Des signes et des prêtres
La forêt était aussi le lieu de bruits étranges et de visions terrifiantes. Sur les ponts de pierre qui enjambent les ruisseaux, il n’était pas rare d’entendre des bruits de charrettes, de chaînes, de barriques qui roulent. Sur les sentiers, on apercevait des formes floues, comme des fantômes, des chevaux blancs qui passent au galop ( signe de mort ), des gros chiens qui suivent celui qui s’est égaré… « Qu’est-ce qu’il y a à croire ? » se demande un homme devant l’enquêtrice : « C’est un peu comme Lourdes, hein ! Je ne peux pas croire ça. Ce sont de trucs, c’est au-dessus de moi, ça. Il y a un mystère quand même » (op.cit.p.446). Un mystère… au-dessus…
Y a-t-il une explication disponible ? Pour plusieurs personnes questionnées, il faudrait voir du côté des prêtres, car « ils étaient quand même plus savants que nous, les curés dans le temps » (op.cit.p.448). Et ils avaient des « livres », qu’ils savaient lire dans un sens et à l’envers. Surtout le « Petit Albert » et le « Gros Albert ». Si quelqu’un d’autre que les prêtres essayait de les lire, il était pris par Satan et « c’était épouvantable ». Ces livres, on les appelait les livres de « physique », les secrets sur les êtres invisibles, les « pouvoirs ».
Un peu de rationnel
D’autres explications apparaissent tout de même entre les mots. Les prêtres avaient-ils des raisons de jeter des sorts ou d’effrayer les gens ? L’école publique commençait à recevoir des enfants qui jusque là ne pouvaient aller que dans les « écoles du curé ». D’où ce souvenir : « A Bieuzy il y a eu un monsieur qui avait changé ses enfants d’école. Eh bien, il paraît que… le soir où il a changé ses enfants d’école, dans sa pièce il faisait que trembler, danser, il ne pouvait pas s’arrêter. Donc il y avait bien quelque chose… « (op.cit.p.448).

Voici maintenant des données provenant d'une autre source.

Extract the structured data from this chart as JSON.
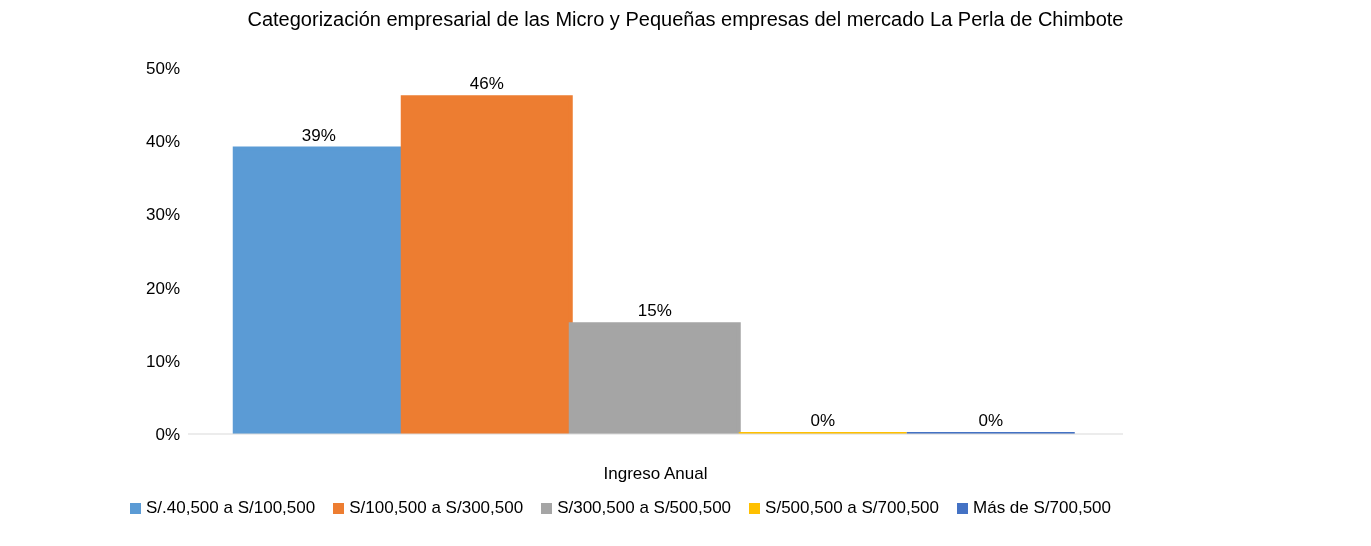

Et cette histoire significative : « Dréan, c’était un vrai communiste, alors évidemment il n’allait pas à la messe. C’était la bête noire des curés… Il avait commencé à faire un bal chez lui, dans son écurie. C’est là justement, les gens quand ils sortaient du bal, ils voyaient au milieu de la place là – puisqu’il y a une grande croix devant, sur la route là – il y avait des chevaux blancs, il y avait des dames blanches, tout ça… C’était peut-être quelqu’un pour les empêcher peut-être de retourner justement » (op.cit.p.448). Il n’y a pas de « peut-être », c’est le curé qui agit !
Cela nous ramène aux affrontements réels de l’Eglise et de forces sociales nouvelles. Ce n’est plus le sens religieux qui erre dans la forêt par l’imagination. C’est la foi chrétienne qui est mise en cause par de nouveaux systèmes de pensée. Un homme parle de son grand’père qui a vécu de 1880 à 1950 : « Joachim… ne voulait lire que Ouest Matin, le journal du Parti Communiste qui venait de sortir après la guerre ». Et une femme rappelle : « Camors, c’était le fief rouge… Quand je me suis mariée (en 69), les gens disaient : Ah ! tu vas…vers les sangliers et vers les communistes ! « (op.cit.p306).
Récits de peur
L’auteur de la thèse conclut sur les conflits de pouvoir : « Les récits de peur… amènent les narrateurs d’aujourd’hui à s’interroger sur le pouvoir des prêtres, vécu dans une tension frustrante entre deux cultures au moment où le livre n’est encore accessible qu’à une minorité. Les récits sont l’expression d’une tradition locale en mouvement dans une société qui change. Bien qu’apparemment anecdotiques, ils entrent dans un processus de libération, parfois clairement exprimé par le narrateur, parfois suggéré par un doute ou sous forme d’humour » (op.cit.p.452 ).